Faircloth was first elected to represent House District 23, consisting of Chambers county and portions of Galveston County, in 2014. Despite running as a conservative, Faircloth has proven himself to be a fiscal liberal, earning a failing grade of 62 on the most recent Fiscal Responsibility Index.
Abbott’s endorsement should come with little surprise. After the special session, Faircloth accused Governor Abbott of selling high-profile appointments, claiming he heard Abbott used campaign donations “to make appointments to agencies, committees, bureaus.”
The governor’s endorsement is not the only advantage Middleton has in this race. Faircloth revealed his campaign’s financial desperation in the days following Hurricane Harvey after he whined to Austin lobbyists that his fundraising efforts had been “significantly affected” by the storm and that he needed the lobby to come to his political rescue.

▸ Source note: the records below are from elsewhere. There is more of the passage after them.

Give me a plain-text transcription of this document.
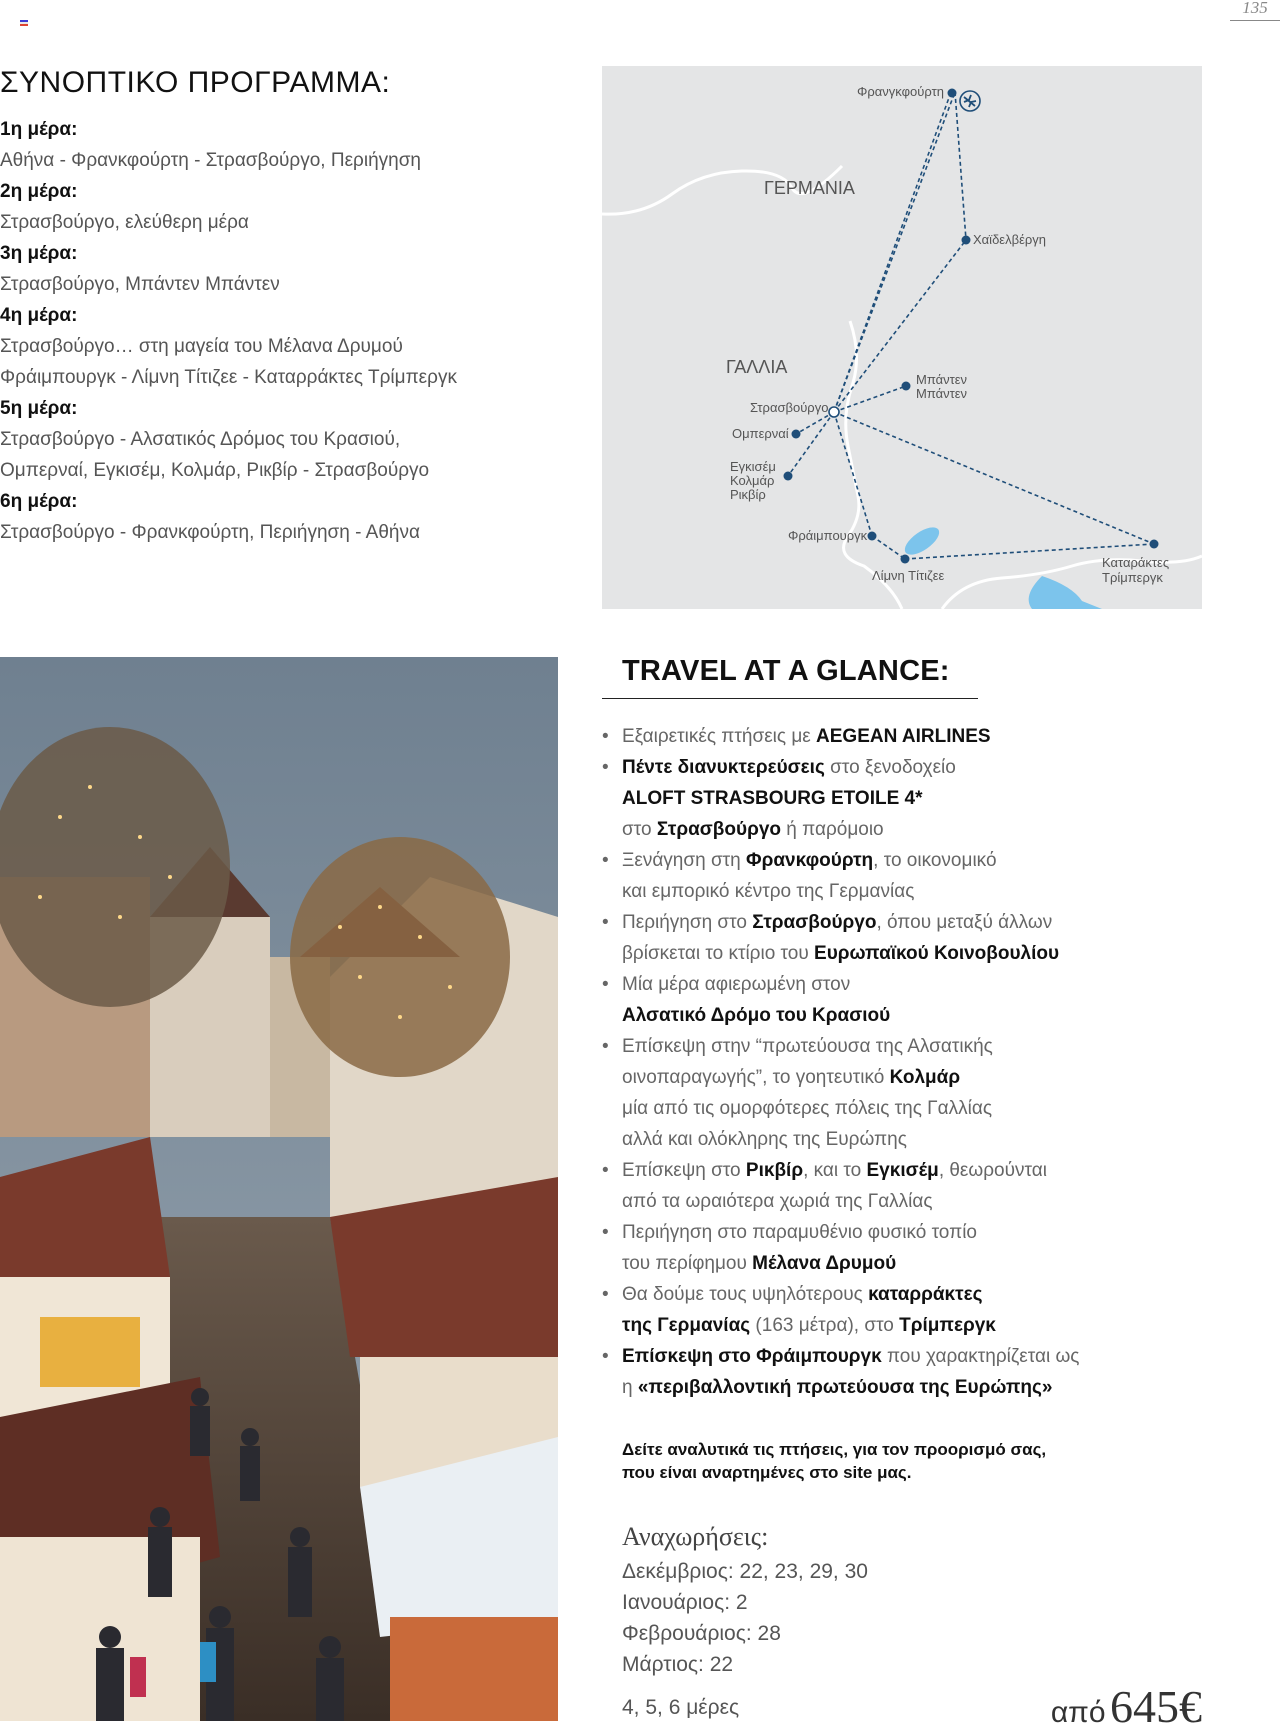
135
ΣΥΝΟΠΤΙΚΟ ΠΡΟΓΡΑΜΜΑ:
1η μέρα:
Αθήνα - Φρανκφούρτη - Στρασβούργο, Περιήγηση
2η μέρα:
Στρασβούργο, ελεύθερη μέρα
3η μέρα:
Στρασβούργο, Μπάντεν Μπάντεν
4η μέρα:
Στρασβούργο… στη μαγεία του Μέλανα Δρυμού
Φράιμπουργκ - Λίμνη Τίτιζεε - Καταρράκτες Τρίμπεργκ
5η μέρα:
Στρασβούργο - Αλσατικός Δρόμος του Κρασιού,
Ομπερναί, Εγκισέμ, Κολμάρ, Ριкβίρ - Στρασβούργο
6η μέρα:
Στρασβούργο - Φρανκφούρτη, Περιήγηση - Αθήνα
ΓΕΡΜΑΝΙΑ
ΓΑΛΛΙΑ
Φρανγκφούρτη
Χαϊδελβέργη
Μπάντεν
Μπάντεν
Στρασβούργο
Ομπερναί
Εγκισέμ
Κολμάρ
Ρικβίρ
Φράιμπουργκ
Λίμνη Τίτιζεε
Καταράκτες
Τρίμπεργκ
TRAVEL AT A GLANCE:
• Εξαιρετικές πτήσεις με AEGEAN AIRLINES
• Πέντε διανυκτερεύσεις στο ξενοδοχείο
ALOFT STRASBOURG ETOILE 4*
στο Στρασβούργο ή παρόμοιο
• Ξενάγηση στη Φρανκφούρτη, το οικονομικό
και εμπορικό κέντρο της Γερμανίας
• Περιήγηση στο Στρασβούργο, όπου μεταξύ άλλων
βρίσκεται το κτίριο του Ευρωπαϊκού Κοινοβουλίου
• Μία μέρα αφιερωμένη στον
Αλσατικό Δρόμο του Κρασιού
• Επίσκεψη στην “πρωτεύουσα της Αλσατικής
οινοπαραγωγής”, το γοητευτικό Κολμάρ
μία από τις ομορφότερες πόλεις της Γαλλίας
αλλά και ολόκληρης της Ευρώπης
• Επίσκεψη στο Ρικβίρ, και το Εγκισέμ, θεωρούνται
από τα ωραιότερα χωριά της Γαλλίας
• Περιήγηση στο παραμυθένιο φυσικό τοπίο
του περίφημου Μέλανα Δρυμού
• Θα δούμε τους υψηλότερους καταρράκτες
της Γερμανίας (163 μέτρα), στο Τρίμπεργκ
• Επίσκεψη στο Φράιμπουργκ που χαρακτηρίζεται ως
η «περιβαλλοντική πρωτεύουσα της Ευρώπης»
Δείτε αναλυτικά τις πτήσεις, για τον προορισμό σας,
που είναι αναρτημένες στο site μας.
Αναχωρήσεις:
Δεκέμβριος: 22, 23, 29, 30
Ιανουάριος: 2
Φεβρουάριος: 28
Μάρτιος: 22
4, 5, 6 μέρες	από 645€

Abbott’s support is one of many conservative endorsements Middleton has received in the past weeks. Recently, Middleton announced the support of Congressmen Mark Meadows and Jim Jordan, the current and former chairmen of the Congressional House Freedom Caucus. In a joint statement, the two conservative lawmakers said they expected Middleton to be a “fearless conservative leader in the Texas House.”
Abbott’s endorsement today against an incumbent Republican House member marks the second time this cycle the governor has supported a conservative challenger. He endorsed Susanna Dokupil against pro-abortion liberal Republican State Rep. Sarah Davis (West University Place) in November.